Oggi, in Senato, il Governo è andato sotto. Ma la notizia importante per me non è questa, è un'altra. La vera notizia è il lampo di buon senso che c’è stato oggi in Aula dove sono stati approvati due emendamenti identici che prevedono la reclusione da 1 a 3 anni per chi utilizza la tecnica dell'air gun per la ricerca degli idrocarburi sui fondali marini.

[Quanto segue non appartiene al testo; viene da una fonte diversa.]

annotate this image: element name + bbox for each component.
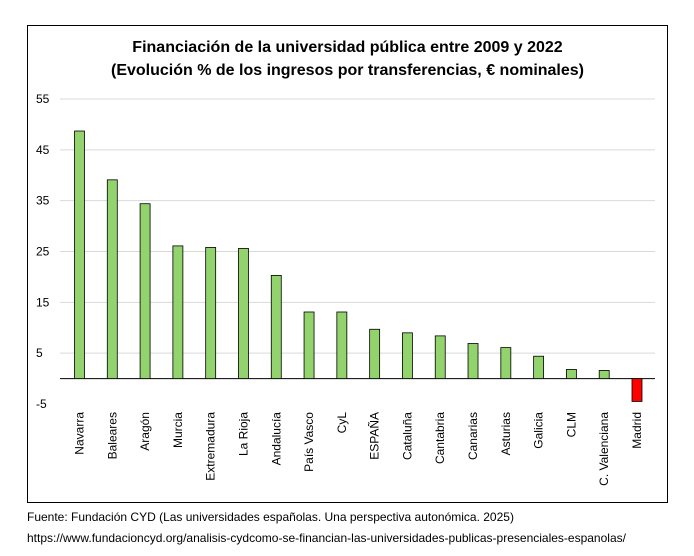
- y-tick-label: 25: [36, 245, 50, 259]
- x-tick-label: C. Valenciana: [597, 412, 611, 486]
- x-tick-label: Extremadura: [204, 412, 218, 481]
- x-tick-label: Asturias: [499, 412, 513, 455]
- bar: [139, 203, 151, 379]
- bar: [270, 274, 282, 379]
- x-tick-label: Galicia: [532, 412, 546, 449]
- bar: [402, 332, 413, 379]
- bar: [598, 370, 610, 379]
- bar: [303, 311, 315, 379]
- bar: [238, 248, 249, 379]
- x-tick-label: Navarra: [73, 412, 87, 455]
- bar: [467, 343, 479, 379]
- bar: [106, 179, 118, 379]
- x-tick-label: ESPAÑA: [368, 412, 382, 460]
- x-tick-label: Cataluña: [400, 412, 414, 460]
- bar: [566, 369, 577, 379]
- x-tick-label: Murcia: [171, 412, 185, 448]
- bar: [631, 378, 643, 402]
- y-tick-label: 15: [36, 295, 50, 309]
- x-tick-label: País Vasco: [302, 412, 316, 472]
- bar: [172, 245, 184, 379]
- bar: [336, 311, 348, 379]
- y-tick-label: 55: [36, 92, 50, 106]
- x-tick-label: CyL: [335, 412, 349, 434]
- x-tick-label: Canarias: [466, 412, 480, 460]
- chart-title: Financiación de la universidad pública e…: [132, 39, 563, 56]
- y-tick-label: 45: [36, 143, 50, 157]
- bar: [369, 328, 381, 379]
- source-url[interactable]: https://www.fundacioncyd.org/analisis-cy…: [27, 531, 626, 545]
- chart-frame: [27, 25, 668, 503]
- bar: [434, 335, 446, 379]
- x-tick-label: Aragón: [138, 412, 152, 451]
- x-tick-label: Baleares: [105, 412, 119, 459]
- y-tick-label: 5: [36, 346, 43, 360]
- bar: [533, 355, 545, 379]
- y-tick-label: 35: [36, 194, 50, 208]
- x-tick-label: CLM: [564, 412, 578, 437]
- x-tick-label: Cantabria: [433, 412, 447, 464]
- bar: [74, 130, 85, 379]
- chart-subtitle: (Evolución % de los ingresos por transfe…: [110, 62, 584, 79]
- x-tick-label: Madrid: [630, 412, 644, 449]
- source-note: Fuente: Fundación CYD (Las universidades…: [27, 510, 514, 524]
- x-tick-label: Andalucía: [269, 412, 283, 466]
- x-tick-label: La Rioja: [236, 412, 250, 456]
- bar: [500, 347, 512, 379]
- bar: [205, 247, 217, 379]
- y-tick-label: -5: [36, 397, 47, 411]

Questo voto rimedia a un errore drammatico, contenuto nello Sblocca Italia e su cui io avevo già puntato i riflettori con un'interrogazione nei mesi scorsi, che permetteva una sorta di liberalizzazione-deregolamentazione delle norme a tutela dell'ambiente, sdoganando questa particolare tecnica di ricerca nei nostri mari, nonostante sia stata incontestabilmente riconosciuta come una pratica che provoca danni irreversibili all'ecosistema marino e dagli effetti negativi al sistema socio-produttivo legati alla pesca e al turismo.
Sarà certamente motivo di gioia per i numerosi cittadini, per i comitati e per le associazioni che si sono mobilitati in questi mesi in Calabria, Basilicata e Puglia per opporsi a questo tipo di trivellazioni e segna sicuramente una grande vittoria per l'ambiente.